Pedro alzó la cabeza y vio por vez primera a P.E.Chaves.


Vestía un traje de falda larga y chaqueta amplia, de color negro, que contrastaba dramáticamente con su pálida tez. Los zapatos también eran negros y, por supuesto, de tacón.


El rubio cabello, recogido a los lados, le caía libremente por la espalda. Se dio cuenta de que tenía unos preciosos ojos almendrados, de color azul.


Le apreció que en el fondo de aquella mirada había cierta calidez, una suave ternura en absoluto característica de la mujer de hierro que él se había figurado que era.

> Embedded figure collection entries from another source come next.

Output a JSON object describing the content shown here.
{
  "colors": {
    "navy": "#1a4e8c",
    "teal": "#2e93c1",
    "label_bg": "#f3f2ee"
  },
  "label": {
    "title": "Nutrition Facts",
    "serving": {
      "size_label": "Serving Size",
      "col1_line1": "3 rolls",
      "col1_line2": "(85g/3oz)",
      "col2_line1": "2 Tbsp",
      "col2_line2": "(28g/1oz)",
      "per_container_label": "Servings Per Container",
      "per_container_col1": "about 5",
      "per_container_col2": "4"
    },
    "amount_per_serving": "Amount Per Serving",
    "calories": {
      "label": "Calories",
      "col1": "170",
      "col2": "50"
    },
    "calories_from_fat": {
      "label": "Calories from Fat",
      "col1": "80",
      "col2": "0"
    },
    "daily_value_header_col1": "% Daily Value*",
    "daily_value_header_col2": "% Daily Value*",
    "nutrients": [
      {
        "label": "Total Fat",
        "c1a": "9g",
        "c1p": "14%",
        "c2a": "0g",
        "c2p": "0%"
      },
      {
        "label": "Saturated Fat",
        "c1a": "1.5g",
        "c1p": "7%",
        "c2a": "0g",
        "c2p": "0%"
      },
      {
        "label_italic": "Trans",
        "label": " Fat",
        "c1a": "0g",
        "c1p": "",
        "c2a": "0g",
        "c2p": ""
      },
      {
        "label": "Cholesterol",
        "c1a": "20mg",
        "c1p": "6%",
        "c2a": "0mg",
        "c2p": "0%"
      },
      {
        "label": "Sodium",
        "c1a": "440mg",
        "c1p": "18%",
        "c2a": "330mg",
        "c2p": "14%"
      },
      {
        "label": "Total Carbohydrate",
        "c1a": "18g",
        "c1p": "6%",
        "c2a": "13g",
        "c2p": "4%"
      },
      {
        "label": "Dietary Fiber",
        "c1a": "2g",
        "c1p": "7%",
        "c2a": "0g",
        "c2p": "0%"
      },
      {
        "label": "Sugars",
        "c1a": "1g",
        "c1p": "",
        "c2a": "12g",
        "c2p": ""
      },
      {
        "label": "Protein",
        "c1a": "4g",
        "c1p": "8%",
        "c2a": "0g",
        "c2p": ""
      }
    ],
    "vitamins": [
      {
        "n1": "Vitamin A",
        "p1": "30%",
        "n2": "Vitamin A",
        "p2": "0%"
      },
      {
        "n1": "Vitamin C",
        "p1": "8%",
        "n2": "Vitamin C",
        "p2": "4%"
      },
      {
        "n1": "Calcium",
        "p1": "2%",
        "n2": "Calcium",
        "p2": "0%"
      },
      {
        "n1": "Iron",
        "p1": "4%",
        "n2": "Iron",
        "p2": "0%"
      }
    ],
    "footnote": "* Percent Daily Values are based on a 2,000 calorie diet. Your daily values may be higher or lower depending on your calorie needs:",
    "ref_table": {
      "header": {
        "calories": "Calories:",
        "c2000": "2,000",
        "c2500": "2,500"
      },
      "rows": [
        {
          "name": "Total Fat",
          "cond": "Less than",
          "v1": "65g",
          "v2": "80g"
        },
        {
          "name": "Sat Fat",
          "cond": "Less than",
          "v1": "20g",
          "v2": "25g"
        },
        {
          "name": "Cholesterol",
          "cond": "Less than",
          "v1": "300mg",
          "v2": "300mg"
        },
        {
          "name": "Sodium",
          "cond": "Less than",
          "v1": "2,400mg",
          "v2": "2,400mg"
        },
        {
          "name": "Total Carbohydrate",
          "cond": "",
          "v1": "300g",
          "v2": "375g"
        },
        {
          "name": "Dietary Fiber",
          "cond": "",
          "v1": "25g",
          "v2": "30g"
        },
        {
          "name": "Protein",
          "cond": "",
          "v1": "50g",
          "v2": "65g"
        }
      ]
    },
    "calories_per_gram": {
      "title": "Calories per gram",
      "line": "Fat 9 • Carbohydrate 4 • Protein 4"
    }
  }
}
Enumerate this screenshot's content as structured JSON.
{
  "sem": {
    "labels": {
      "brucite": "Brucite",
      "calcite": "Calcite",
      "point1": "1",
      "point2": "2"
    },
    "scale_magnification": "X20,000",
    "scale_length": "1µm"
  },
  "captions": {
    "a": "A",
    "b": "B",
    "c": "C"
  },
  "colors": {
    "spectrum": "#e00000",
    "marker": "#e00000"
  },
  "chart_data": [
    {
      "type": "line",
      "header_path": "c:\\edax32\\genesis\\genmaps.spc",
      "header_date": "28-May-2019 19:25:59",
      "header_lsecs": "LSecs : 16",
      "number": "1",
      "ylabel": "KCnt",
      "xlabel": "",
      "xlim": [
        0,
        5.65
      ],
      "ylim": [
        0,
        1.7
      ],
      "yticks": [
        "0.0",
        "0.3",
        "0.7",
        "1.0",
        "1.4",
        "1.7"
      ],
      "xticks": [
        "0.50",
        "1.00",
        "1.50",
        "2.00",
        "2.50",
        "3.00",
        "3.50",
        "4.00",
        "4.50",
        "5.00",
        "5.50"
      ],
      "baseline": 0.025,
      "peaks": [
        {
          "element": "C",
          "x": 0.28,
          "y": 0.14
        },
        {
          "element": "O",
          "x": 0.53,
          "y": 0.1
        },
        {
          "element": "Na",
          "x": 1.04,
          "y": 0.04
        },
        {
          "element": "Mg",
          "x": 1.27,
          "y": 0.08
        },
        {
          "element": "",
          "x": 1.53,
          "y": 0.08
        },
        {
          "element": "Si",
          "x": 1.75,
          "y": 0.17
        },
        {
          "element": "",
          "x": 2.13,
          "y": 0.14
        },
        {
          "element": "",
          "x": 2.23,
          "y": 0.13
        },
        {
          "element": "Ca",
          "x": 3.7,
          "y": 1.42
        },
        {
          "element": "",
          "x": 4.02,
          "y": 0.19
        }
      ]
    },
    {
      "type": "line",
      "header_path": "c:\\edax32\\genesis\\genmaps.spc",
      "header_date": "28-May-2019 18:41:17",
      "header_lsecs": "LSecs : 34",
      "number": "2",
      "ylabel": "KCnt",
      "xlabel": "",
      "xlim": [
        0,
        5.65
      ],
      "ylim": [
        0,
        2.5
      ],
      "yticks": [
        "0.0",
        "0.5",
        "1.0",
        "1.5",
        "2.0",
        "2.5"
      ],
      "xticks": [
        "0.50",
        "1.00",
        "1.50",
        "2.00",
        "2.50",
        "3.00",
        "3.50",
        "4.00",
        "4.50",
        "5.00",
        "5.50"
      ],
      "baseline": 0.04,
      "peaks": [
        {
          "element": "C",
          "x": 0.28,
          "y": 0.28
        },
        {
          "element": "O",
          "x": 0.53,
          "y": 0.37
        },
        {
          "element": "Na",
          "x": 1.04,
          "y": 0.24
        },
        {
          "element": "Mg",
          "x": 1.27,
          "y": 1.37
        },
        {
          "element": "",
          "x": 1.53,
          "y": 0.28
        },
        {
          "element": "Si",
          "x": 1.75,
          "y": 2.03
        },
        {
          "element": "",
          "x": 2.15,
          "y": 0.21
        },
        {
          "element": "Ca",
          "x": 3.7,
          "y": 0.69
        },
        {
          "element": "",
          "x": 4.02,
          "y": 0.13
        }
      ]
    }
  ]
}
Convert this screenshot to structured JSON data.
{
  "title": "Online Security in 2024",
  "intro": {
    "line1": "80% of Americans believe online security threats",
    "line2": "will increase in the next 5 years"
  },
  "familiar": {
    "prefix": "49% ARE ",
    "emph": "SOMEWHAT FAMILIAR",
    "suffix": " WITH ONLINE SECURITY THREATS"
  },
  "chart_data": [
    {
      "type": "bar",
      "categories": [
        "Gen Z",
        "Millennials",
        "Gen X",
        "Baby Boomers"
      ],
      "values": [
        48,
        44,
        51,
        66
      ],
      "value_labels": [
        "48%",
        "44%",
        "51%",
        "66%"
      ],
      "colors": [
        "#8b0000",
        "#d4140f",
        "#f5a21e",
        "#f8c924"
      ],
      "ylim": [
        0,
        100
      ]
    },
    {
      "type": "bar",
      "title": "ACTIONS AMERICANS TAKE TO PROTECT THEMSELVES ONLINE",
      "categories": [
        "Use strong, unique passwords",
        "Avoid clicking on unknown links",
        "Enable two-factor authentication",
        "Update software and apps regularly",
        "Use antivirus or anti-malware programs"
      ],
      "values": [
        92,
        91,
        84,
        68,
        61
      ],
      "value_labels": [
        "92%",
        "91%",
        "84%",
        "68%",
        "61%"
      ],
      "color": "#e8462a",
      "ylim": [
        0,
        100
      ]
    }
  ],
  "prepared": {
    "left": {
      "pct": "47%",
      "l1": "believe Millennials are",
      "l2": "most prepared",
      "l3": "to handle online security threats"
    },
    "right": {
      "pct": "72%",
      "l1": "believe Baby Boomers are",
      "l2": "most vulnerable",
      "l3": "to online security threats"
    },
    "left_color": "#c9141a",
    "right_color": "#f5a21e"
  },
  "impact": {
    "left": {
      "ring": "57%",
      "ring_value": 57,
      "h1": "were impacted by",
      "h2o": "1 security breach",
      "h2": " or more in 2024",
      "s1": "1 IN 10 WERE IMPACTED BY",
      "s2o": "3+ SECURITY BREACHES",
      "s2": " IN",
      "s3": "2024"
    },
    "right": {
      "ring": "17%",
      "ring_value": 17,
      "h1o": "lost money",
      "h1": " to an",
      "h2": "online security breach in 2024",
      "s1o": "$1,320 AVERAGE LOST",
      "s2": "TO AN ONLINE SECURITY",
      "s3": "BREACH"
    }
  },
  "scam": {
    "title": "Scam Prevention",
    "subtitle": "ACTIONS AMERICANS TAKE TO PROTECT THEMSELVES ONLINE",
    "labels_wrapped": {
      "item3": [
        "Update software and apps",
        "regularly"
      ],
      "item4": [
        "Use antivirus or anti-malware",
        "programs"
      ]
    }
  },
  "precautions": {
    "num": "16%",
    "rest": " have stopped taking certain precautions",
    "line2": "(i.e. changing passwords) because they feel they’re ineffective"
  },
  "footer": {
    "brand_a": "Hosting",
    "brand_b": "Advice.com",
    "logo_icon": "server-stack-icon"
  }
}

Había algo en su actitud entera que le resultaba incoherente, como si fuera una virgen vestida de motera. Y, sin embargo, le resultaba terriblemente atractiva, tanto que se le hizo un nudo en el estómago.


«Esta chica sí que es un buen plan», pensó sin dejar de mirarla. A pesar del efecto disuasorio del traje de triste color, no pudo evitar imaginarse a sí mismo quitándoselo prenda a prenda, descubriendo poco a poco las suaves curvas de su cuerpo. Miró sus labios, cuidadosamente pintados, e imaginó que se los besaba apasionadamente.


Instintivamente, se incorporó un poco para verla mejor.


Flash. El fogonazo de la cámara le pilló tan de improviso que se cayó hacia atrás, pero aunque se dio de plano en la cabeza, apenas notó el dolor.